How much do you spend on “data” – you might be surprised. This article demonstrates that people tend to over-weight the present and fail to consider the long term economic considerations. (Additionally, once you sign up for a service you are more likely to keep paying long after you stop receiving benefit.)
From the NYT
By 2004, the average American spent $770.95 annually on services like cable television, Internet connectivity and video games, according to data from the Census Bureau. By 2008, that number rose to $903, outstripping inflation. By the end of this year, it is expected to have grown to $997.07. Add another $1,000 or more for cellphone service and the average family is spending as much on entertainment over devices as they are on dining out or buying gasoline.
Most people think home entertainment is cheaper. “Every time I want to go to Fenway Park or see the Killers in concert, I’m paying $50 to $100 each time.
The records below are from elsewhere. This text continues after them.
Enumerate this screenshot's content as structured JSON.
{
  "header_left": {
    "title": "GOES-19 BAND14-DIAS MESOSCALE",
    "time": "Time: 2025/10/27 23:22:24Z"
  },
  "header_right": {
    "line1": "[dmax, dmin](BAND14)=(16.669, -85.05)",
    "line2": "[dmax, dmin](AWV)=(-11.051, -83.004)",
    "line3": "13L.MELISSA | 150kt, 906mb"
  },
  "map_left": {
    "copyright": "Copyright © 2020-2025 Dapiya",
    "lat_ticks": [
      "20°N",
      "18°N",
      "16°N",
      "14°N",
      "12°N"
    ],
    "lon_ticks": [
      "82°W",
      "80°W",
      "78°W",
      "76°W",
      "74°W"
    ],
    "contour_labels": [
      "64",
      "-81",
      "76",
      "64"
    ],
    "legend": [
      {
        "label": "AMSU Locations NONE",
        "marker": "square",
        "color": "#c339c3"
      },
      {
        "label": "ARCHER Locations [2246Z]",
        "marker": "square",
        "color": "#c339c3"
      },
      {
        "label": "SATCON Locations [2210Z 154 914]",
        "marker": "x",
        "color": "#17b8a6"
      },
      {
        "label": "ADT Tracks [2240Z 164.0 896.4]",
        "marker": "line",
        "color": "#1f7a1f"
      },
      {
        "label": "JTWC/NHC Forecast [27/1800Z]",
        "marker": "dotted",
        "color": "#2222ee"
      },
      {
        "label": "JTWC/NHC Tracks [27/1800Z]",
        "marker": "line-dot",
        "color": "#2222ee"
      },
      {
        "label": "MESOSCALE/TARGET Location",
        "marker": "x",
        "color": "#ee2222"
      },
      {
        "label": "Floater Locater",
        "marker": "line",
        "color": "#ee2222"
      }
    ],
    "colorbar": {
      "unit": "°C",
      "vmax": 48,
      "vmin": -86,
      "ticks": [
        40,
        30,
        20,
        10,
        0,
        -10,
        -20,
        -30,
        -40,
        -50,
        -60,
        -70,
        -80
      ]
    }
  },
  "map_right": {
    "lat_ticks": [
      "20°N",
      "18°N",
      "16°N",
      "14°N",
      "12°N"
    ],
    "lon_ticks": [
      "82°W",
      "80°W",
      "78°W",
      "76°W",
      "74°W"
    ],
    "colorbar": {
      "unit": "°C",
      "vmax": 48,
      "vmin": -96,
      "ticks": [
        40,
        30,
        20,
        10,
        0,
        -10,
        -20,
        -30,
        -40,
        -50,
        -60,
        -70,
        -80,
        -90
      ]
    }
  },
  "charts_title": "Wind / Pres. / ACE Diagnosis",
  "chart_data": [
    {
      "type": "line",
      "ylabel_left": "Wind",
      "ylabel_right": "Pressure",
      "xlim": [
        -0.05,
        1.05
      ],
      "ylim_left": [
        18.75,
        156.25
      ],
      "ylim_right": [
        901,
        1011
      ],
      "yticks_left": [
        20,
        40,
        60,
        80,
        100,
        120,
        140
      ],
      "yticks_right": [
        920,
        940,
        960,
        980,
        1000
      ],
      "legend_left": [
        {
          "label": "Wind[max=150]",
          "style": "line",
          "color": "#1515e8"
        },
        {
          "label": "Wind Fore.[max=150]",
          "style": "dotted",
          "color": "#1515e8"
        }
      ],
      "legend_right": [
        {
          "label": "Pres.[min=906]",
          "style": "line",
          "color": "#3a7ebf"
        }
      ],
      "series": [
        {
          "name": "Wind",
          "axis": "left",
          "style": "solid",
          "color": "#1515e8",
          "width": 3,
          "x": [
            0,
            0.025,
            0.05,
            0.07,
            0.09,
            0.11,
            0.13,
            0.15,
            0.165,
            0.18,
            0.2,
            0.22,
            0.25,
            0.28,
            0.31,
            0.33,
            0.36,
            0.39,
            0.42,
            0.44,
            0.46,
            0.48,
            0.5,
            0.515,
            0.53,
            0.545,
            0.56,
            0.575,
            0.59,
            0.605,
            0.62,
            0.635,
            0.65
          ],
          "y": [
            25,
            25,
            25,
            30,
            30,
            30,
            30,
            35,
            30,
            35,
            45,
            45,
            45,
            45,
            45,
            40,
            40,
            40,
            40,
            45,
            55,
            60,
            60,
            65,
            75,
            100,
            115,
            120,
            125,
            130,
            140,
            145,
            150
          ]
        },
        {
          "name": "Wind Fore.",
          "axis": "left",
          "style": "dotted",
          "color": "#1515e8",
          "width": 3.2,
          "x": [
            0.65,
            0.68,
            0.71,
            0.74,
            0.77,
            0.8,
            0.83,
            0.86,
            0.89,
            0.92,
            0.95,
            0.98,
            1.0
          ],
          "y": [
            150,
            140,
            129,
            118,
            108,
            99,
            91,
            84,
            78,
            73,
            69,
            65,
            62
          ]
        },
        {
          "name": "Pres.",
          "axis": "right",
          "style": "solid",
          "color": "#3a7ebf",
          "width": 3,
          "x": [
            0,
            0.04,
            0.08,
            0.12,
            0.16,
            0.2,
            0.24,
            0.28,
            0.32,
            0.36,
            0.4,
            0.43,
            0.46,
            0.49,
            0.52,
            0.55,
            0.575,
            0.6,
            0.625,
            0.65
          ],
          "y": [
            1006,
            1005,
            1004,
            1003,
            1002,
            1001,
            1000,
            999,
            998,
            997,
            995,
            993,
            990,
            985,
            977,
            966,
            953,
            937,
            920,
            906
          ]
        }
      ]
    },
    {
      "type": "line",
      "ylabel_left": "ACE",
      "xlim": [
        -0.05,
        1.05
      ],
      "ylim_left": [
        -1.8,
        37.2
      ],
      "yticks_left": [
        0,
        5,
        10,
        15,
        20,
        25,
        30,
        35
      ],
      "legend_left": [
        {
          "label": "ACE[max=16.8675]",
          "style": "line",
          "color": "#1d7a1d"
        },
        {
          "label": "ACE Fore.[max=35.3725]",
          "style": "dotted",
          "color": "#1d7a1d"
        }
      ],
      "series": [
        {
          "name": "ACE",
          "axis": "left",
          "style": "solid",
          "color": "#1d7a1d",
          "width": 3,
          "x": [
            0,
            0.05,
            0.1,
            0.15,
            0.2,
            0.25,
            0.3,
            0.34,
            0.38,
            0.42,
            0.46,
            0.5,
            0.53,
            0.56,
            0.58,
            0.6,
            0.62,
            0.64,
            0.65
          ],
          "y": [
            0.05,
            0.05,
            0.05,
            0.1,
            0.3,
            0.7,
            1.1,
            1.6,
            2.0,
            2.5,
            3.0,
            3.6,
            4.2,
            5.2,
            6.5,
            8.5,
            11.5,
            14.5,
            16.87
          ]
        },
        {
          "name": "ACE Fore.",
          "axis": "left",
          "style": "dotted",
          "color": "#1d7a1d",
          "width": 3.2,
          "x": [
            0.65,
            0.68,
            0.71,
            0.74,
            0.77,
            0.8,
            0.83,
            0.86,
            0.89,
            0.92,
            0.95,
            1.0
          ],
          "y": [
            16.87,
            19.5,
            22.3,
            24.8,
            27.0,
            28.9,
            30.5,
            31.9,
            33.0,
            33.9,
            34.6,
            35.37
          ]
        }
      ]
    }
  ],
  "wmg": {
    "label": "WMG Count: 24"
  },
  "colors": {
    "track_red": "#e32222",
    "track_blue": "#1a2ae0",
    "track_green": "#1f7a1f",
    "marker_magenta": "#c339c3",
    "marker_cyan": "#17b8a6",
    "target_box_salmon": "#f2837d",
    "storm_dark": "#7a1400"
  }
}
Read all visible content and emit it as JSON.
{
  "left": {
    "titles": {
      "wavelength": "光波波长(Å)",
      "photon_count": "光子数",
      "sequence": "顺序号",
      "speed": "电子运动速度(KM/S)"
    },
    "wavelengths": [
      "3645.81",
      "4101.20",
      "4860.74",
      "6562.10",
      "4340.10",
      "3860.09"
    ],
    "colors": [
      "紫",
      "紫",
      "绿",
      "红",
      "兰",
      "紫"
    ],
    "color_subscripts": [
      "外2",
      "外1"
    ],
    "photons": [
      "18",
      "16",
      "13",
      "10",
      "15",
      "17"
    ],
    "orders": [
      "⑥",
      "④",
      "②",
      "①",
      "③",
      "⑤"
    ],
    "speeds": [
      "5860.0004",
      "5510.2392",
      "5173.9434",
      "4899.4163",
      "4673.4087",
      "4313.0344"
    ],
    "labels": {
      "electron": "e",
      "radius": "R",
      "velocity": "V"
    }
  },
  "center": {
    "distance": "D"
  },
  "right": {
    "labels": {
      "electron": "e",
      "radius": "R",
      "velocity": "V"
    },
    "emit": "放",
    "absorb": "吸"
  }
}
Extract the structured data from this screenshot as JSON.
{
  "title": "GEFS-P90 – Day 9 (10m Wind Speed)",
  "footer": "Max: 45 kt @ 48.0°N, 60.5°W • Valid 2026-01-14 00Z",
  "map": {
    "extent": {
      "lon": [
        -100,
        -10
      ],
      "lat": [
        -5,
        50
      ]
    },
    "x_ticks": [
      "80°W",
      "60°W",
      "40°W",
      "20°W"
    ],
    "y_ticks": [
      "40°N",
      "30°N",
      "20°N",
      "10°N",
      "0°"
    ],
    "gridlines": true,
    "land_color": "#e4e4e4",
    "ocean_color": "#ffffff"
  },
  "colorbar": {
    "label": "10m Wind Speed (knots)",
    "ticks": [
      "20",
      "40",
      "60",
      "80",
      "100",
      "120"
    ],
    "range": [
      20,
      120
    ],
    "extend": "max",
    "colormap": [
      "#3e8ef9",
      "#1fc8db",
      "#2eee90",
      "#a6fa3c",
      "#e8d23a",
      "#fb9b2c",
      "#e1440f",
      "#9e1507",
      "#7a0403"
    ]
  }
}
But once you build and install that home system, its basically pennies per minute of enjoyment,” said James McQuivey, an analyst with Forrester Research.
But they do not take into consideration the long-term economic effect — both in the maintenance and operational costs — of the devices they purchase. “A subscription model is the perfect drug,” Mr. McQuivey said. “People see $15 per month as a very low amount of money but it quickly adds up.”
“More people are creating experiences in their homes that are very similar to the kinds of public experiences they enjoy in movie theaters and concert halls,” he said. “Our homes are bristling with technology.”